Une des constantes que l’on peut tirer de l’observation des médias en général, en ce qui concerne leur approche de la politique française, c’est le traitement très différencié qu’ils accordent à Dominique Strauss-Kahn et à Ségolène Royal, et ce depuis plusieurs années. Pourquoi ont-ils, dans leur ensemble, développé une approche quasi inversée de ces deux personnalités politiques et qu’elles peuvent en être les conséquences ?
Commençons par DSK. Depuis environ trois ans les médias dominants ont entamé une campagne qui devait initialement changer son image en le faisant connaître sous un jour plus avantageux, puis habituer le public à le voir comme un présidentiable, avant de le propulser vers l'Elysée (1).

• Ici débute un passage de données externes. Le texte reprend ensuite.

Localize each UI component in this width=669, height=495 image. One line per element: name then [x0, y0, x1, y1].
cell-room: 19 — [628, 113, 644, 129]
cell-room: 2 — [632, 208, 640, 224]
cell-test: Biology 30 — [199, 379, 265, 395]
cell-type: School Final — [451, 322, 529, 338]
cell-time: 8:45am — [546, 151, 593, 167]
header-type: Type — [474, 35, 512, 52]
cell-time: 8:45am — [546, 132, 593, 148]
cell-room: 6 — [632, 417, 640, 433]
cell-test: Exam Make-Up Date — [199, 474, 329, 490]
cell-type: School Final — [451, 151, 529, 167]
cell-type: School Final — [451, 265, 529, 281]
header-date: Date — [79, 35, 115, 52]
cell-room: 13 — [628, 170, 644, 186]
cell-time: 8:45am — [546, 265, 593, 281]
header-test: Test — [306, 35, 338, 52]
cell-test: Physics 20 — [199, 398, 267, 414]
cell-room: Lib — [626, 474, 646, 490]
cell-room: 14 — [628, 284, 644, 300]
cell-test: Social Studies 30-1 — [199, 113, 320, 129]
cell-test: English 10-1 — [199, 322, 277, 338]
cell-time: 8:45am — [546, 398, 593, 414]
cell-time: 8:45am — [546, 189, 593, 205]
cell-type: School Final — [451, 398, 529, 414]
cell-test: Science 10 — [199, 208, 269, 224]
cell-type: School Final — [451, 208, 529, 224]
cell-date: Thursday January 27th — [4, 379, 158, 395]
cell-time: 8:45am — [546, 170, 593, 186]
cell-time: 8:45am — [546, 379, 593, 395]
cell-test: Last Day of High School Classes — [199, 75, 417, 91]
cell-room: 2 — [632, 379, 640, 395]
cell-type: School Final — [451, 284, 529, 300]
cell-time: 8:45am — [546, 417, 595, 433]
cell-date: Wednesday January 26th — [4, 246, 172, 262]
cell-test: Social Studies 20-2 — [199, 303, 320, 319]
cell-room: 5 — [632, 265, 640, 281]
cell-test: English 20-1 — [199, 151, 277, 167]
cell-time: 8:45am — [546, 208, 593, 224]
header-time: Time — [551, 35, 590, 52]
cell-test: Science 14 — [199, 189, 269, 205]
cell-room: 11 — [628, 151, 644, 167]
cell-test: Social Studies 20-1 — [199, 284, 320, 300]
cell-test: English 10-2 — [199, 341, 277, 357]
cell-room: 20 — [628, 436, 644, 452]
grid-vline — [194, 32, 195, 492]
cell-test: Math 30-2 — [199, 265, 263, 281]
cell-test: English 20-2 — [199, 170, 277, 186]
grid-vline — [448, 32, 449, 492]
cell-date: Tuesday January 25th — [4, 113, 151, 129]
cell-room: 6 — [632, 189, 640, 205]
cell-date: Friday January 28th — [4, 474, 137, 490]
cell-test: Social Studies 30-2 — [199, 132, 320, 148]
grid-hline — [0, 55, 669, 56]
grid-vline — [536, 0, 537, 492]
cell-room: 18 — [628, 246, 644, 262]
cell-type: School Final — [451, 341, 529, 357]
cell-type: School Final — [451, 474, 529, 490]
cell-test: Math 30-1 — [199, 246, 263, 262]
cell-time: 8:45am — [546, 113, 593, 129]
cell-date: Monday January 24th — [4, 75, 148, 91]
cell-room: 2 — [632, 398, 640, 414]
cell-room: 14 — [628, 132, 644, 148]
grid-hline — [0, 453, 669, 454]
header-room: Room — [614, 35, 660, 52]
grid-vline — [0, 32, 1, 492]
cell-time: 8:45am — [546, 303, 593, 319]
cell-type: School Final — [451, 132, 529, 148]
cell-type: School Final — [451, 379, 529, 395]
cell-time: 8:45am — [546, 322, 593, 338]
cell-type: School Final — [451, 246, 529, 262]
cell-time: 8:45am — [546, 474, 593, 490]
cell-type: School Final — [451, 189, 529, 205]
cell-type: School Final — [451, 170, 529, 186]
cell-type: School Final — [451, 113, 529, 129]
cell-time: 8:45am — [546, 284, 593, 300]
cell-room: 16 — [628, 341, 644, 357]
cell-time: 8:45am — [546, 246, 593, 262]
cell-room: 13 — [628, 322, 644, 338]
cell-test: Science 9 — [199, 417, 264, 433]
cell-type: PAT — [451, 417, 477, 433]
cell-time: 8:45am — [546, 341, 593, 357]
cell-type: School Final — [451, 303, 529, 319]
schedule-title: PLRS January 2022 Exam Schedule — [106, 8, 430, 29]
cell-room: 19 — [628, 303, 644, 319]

Et l'accession de ce dernier au poste de directeur du FMI a aidé les médias impliqués dans cette campagne à donner à DSK une stature présidentielle en élaborant une image axée sur la crédibilité, le sérieux, la compétence et la responsabilité alors que jusque là DSK était perçu par beaucoup comme un dilettante, un opportuniste et un séducteur (2).
Il n’est pas difficile de s’apercevoir que cette campagne de presse s'appuie largement sur les sondages. Après avoir mis en avant les qualités qu’ils ont attribuées à DSK en tant que directeur du FMI, ces médias ont mandaté des instituts de sondages pour poser des questions d’opinions dont les réponses étaient contenues dans les termes leur propre campagne. Et comme la plupart des gens n'avaient pas d'opinion sur DSK - et beaucoup n'en ont probablement pas encore -, les sondeurs, en insistant un peu - et ils insistent toujours en cas de non-réponse (3) - ont obtenu les réponses suggérées par les nombreux articles publiés sur DSK dans ces médias (4).
Ils ont même eu la prudence de mettre en place une opération inverse à l'encontre de Ségolène Royal, en insistant systématiquement sur ses défauts présumés, ce qui a permis aux sondeurs d'obtenir le plus souvent des moins bons résultats pour elle lorsqu'ils posaient les mêmes questions que pour DSK. Ainsi dans cette campagne, elle devenait l’incapable, l’imprévisible et l’ambitieuse irresponsable, tandis que DSK était dépeint en homme raisonnable, compétent, responsable, dont on pouvait attendre qu’il se dévoue à son parti et la France, mais surtout vainqueur potentiel de l’élection présidentielle (4) (alors que les 90 à 80% d’indécis refusent encore de répondre) (5). Quand on connaît leur carrière respective, on se rend compte de la supercherie d’une telle classification.
À noter que la notion de changement était absente – et l’est toujours - de cette campagne lancée initialement par les médias de droite qui soutenaient déjà Sarkozy et qui le soutiennent encore (6).
Le message des médias était donc très clair et il faisait suite à ce que certains n’ont pas hésité à qualifier de lynchage à propos de Ségolène Royal, c’est-à-dire une tentative de démolition systématique de son crédit politique par la plupart des éléphants du PS, dont DSK, et ce dès le soir de sa défaite (7). Progressivement, c’est l’ensemble des médias dominants, y compris ceux de gauche, qui ont appuyé les attaques des éléphants du PS contre S. Royal et notamment après les tricheries du congrès de Reims qui leur ont permit de placer Martine Aubry à la place de S. Royal (8).
Il faut dire propos des médias ce que Maurice Szafran a rappelé récemment, c’est-à-dire combien ils ont « haï » S. Royal dés qu’elle est devenue une figure politique importante, alors qu’elle le devait à un véritable intérêt de la population à l’égard de son engagement (9), intérêt qui est d’ailleurs loin d’avoir disparu puisqu’aujourd’hui elle fait « salle comble » dans toute la France dans le cadre de sa campagne des primaires socialistes (7).
Nous avons bien affaire ici à ce que N. Chomsky appelait La fabrication du consentement et qui s’opère à partir de la collusion des médias et des milieux financiers et industriels qui les possèdent, et se développe grâce à un traitement biaisé de l'information au service des élites politiques et économiques ; et ce pour obtenir ou interdire des choix de la part de la population (10).
Les médias dominants ont donc fournit un long et répété effort pour éliminer politiquement quelqu’un qui propose de véritables changements et qui avait – et a probablement encore- obtenu le soutient d’une partie non négligeable de la population, et imposer à la place quelqu’un qui a donné la garantie aux élites économiques que la politique qu’ils souhaitent voir appliquer le soit (11), mais qui n’avait aucun soutient au sein de la population.